In the following example, the primary partition pruning result is p0, and the subpartition pruning result is sp0, so the physical partition to access is p0sp0.
Notice
In this example, the physical partition identifier to access is p0sp0, which is not the name of a subpartition. For template-based subpartitioned tables, the naming convention for subpartitions is ($part_name)s($subpart_name), such as p0ssp0.
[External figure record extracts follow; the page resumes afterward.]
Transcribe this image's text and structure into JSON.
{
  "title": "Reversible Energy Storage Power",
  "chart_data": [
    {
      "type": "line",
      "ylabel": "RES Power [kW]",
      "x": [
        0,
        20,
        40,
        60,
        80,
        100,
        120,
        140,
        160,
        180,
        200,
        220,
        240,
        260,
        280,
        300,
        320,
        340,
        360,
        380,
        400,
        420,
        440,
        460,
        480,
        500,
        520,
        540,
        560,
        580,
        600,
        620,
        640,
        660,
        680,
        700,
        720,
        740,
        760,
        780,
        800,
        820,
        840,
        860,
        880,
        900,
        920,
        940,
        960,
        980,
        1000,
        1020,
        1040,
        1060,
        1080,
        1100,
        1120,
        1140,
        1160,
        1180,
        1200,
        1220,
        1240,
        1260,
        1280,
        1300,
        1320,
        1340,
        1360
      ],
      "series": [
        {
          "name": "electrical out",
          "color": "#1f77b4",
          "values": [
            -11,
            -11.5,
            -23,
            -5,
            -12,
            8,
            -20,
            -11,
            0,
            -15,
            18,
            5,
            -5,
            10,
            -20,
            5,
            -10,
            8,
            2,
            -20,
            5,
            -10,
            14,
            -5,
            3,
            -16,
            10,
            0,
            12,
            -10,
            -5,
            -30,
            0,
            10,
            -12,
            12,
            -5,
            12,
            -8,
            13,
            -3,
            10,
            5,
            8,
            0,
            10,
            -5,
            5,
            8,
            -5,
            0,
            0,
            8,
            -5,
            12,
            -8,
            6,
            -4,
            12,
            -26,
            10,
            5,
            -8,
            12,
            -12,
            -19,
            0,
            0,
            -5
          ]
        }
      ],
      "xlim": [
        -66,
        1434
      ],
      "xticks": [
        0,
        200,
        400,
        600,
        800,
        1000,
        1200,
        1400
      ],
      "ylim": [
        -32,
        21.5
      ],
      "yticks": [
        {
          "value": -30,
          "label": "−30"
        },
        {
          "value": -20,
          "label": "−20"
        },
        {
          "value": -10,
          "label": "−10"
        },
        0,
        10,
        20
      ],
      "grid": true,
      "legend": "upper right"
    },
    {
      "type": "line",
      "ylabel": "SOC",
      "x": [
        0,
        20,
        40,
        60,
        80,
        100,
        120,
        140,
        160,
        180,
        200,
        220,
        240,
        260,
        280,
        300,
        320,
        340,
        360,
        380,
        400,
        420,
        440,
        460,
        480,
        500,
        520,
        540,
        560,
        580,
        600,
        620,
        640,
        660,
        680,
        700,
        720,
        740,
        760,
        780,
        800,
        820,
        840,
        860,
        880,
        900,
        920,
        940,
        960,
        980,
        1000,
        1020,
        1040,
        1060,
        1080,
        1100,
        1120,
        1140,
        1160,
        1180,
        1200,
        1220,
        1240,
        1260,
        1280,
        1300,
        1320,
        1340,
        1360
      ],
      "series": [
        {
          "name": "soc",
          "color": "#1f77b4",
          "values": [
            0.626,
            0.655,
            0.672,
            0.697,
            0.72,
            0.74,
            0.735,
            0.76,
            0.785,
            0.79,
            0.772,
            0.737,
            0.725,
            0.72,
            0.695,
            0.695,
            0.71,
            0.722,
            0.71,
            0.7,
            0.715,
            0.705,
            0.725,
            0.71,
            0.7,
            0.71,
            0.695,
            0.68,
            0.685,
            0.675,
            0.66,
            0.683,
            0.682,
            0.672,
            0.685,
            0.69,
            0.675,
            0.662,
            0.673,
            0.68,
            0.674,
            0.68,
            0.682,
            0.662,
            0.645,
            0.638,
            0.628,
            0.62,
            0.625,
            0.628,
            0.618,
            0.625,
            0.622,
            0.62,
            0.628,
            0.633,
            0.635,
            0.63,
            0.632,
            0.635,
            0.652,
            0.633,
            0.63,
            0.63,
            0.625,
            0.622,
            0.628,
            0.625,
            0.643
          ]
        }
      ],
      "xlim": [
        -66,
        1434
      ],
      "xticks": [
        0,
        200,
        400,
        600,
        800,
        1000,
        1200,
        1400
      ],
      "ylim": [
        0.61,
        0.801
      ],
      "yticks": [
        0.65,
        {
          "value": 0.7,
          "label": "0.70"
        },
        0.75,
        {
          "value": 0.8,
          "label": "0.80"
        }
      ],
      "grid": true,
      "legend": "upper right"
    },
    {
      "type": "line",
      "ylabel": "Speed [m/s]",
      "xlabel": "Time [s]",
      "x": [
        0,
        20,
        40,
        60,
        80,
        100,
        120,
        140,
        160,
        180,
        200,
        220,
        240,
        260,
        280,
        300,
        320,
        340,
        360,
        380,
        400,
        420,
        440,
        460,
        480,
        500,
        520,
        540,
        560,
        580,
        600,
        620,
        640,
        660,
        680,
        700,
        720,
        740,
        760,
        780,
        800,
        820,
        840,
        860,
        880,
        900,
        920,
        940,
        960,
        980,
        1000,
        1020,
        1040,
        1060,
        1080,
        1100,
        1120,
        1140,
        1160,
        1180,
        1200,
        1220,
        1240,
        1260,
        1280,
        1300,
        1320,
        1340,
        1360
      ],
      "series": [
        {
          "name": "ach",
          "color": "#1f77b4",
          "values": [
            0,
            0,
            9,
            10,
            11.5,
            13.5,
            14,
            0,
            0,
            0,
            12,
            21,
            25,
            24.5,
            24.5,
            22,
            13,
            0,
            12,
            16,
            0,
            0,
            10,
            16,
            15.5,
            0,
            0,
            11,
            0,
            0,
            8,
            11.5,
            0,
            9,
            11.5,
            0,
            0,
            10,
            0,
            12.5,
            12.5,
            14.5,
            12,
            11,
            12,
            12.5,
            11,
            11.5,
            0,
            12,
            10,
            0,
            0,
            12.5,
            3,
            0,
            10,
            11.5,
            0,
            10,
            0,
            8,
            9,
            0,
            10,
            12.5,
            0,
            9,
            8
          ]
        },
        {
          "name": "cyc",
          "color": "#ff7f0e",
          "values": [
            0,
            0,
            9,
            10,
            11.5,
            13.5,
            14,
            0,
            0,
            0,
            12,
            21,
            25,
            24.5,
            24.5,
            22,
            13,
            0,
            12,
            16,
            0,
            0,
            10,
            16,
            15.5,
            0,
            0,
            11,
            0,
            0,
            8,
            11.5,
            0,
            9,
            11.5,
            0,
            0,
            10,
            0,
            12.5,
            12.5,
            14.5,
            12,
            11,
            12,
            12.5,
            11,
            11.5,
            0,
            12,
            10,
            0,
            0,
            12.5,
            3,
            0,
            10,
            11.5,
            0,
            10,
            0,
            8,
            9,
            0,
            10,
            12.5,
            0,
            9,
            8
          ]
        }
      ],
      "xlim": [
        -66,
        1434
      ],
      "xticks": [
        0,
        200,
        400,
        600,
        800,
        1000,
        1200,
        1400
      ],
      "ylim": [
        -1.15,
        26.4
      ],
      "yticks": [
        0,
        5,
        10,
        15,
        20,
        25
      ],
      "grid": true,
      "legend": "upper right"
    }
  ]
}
obclient> CREATE TABLE tbl2_rr(col1 INT,col2 INT)
PARTITION BY RANGE(col1)
SUBPARTITION BY RANGE(col2)
SUBPARTITION TEMPLATE
(SUBPARTITION sp0 VALUES LESS THAN(1000),
SUBPARTITION sp1 VALUES LESS THAN(2000)
)
(PARTITION p0 VALUES LESS THAN(100),
PARTITION p1 VALUES LESS THAN(200)
) ;
Query OK, 0 rows affected
obclient> EXPLAIN SELECT * FROM tbl2_rr
WHERE (col1 = 1 or col1 = 2) and (col2 > 101 and col2 < 150) \G
*************************** 1. row ***************************
Query Plan: ======================================
|ID|OPERATOR |NAME |EST. ROWS|COST|
--------------------------------------
|0 |TABLE SCAN|TBL2_RR|99 |53 |
======================================
Outputs & filters:
-------------------------------------
0 - output([TBL2_RR.COL1], [TBL2_RR.COL2]), filter(nil),
access([TBL2_RR.COL1], [TBL2_RR.COL2]), partitions(p0sp0)
1 row in set
In some scenarios, partition pruning may result in a certain level of amplification, but the optimizer ensures that the result is a superset of the data that needs to be accessed, without any data loss.